Despite its retrograde pearl-clutching, the affidavit was enough to sway the judge. He allowed the prosecutors' group to join the case. New Approach's legal team suddenly found itself preparing for a mismatched battle against both attorneys representing the Secretary of State and an outside counsel representing the prosecutors.

The trial began September 19. Fittingly, it took place on East High Street, in a courthouse presided over by Cole County Circuit Judge Daniel Green.

John Payne took the stand for eight hours over the course of two days, contending with dual legal teams bent on cross-examining him into the ground. But he managed to hold his own on the minutiae of signature collection.

New Approach entered its evidence: 2,246 signatures that it believed had been wrongly invalidated — providing enough of a margin to squeak by the 2,242-signature shortfall in District 2. But the opposing attorneys gradually whittled away at New Approach's evidence. Some signatures turned out to be duplicates, reducing the number to 2,219. That left New Approach Missouri short 23 signatures.

The two sides volleyed back and forth. Even during the trial, as New Approach's volunteers continued to search the petitions in the hope of uncovering more valid signatures, the attorneys for the Secretary of State tag-teamed with the attorney representing the prosecutors; they were able to cut 200 more signatures from New Approach's evidence.

By the second day, New Approach's attorneys were desperate. Their last hope was to convince Judge Green to accept 500 invalidated signatures from registered voters who had mistakenly signed the wrong county form.

The Missouri constitution gives registered voters the right to support ballot initiatives, New Approach's lawyers argued. The mere use of a different county's form shouldn't strip them of that right.

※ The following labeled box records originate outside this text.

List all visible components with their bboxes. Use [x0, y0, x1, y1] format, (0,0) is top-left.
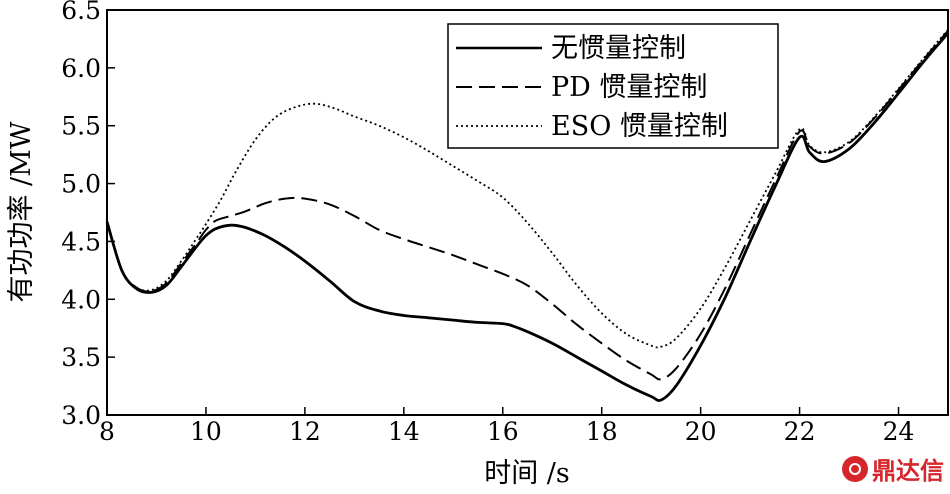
- y-tick-label: 5.5: [61, 112, 101, 141]
- series-layer: [105, 29, 950, 402]
- legend-label-1: 无惯量控制: [551, 33, 686, 64]
- tick-labels-layer: 8 10 12 14 16 18 20 22 24 3.0 3.5 4.0 4.5 5.0 5.5 6.0 6.…: [61, 0, 914, 446]
- watermark-logo-icon: [842, 455, 868, 482]
- y-tick-label: 6.5: [61, 0, 101, 25]
- y-tick-label: 5.0: [61, 170, 101, 199]
- y-axis-title: 有功功率 /MW: [6, 121, 37, 302]
- x-tick-label: 18: [586, 417, 618, 446]
- watermark-text: 鼎达信: [872, 457, 944, 485]
- y-tick-label: 4.0: [61, 285, 101, 314]
- x-tick-label: 14: [388, 417, 420, 446]
- watermark: 鼎达信: [842, 451, 944, 486]
- x-tick-label: 10: [190, 417, 222, 446]
- y-tick-label: 3.0: [61, 401, 101, 430]
- x-tick-label: 22: [784, 417, 816, 446]
- x-tick-label: 12: [289, 417, 321, 446]
- y-tick-label: 6.0: [61, 54, 101, 83]
- x-tick-label: 24: [883, 417, 915, 446]
- series-pd-inertia-line: [106, 30, 949, 381]
- y-tick-label: 4.5: [61, 227, 101, 256]
- plot-frame: [106, 9, 949, 416]
- x-tick-label: 8: [99, 417, 115, 446]
- x-tick-label: 16: [487, 417, 519, 446]
- legend-label-2: PD 惯量控制: [551, 72, 707, 103]
- x-axis-title: 时间 /s: [484, 458, 570, 489]
- series-no-inertia-line: [105, 32, 950, 402]
- x-tick-label: 20: [685, 417, 717, 446]
- y-tick-label: 3.5: [61, 343, 101, 372]
- legend: 无惯量控制 PD 惯量控制 ESO 惯量控制: [447, 23, 779, 149]
- legend-label-3: ESO 惯量控制: [551, 111, 728, 142]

The lawyers cited a 2010 case in which Judge Green's predecessor on the Cole County bench, Paul Wilson, ruled that state laws disqualifying the signatures of properly registered voters placed an "unconstitutional burden" on the initiative process, and violated the constitutional rights of those signing petitions. However, that ruling was limited to a single case, and so getting Judge Green to apply it here would take some persuasion.

The group was confident, says Bertrand. Along with Mizanskey and other volunteers who filled the courtroom, she'd watched the trial and Payne's testimony with bated breath.

"I think our luck just ran out," she says.

In the end, Judge Green rejected New Approach's arguments about the "wrong county" signatures. And that was it. There was no time to appeal, because absentee voting had to begin in just seven days.

With the trial concluded, it was truly over for medical marijuana in Missouri in 2016. After all the time and money, the only thing left for the local activists was heartbreak — and questions both about what went wrong in the past and the way forward in the future.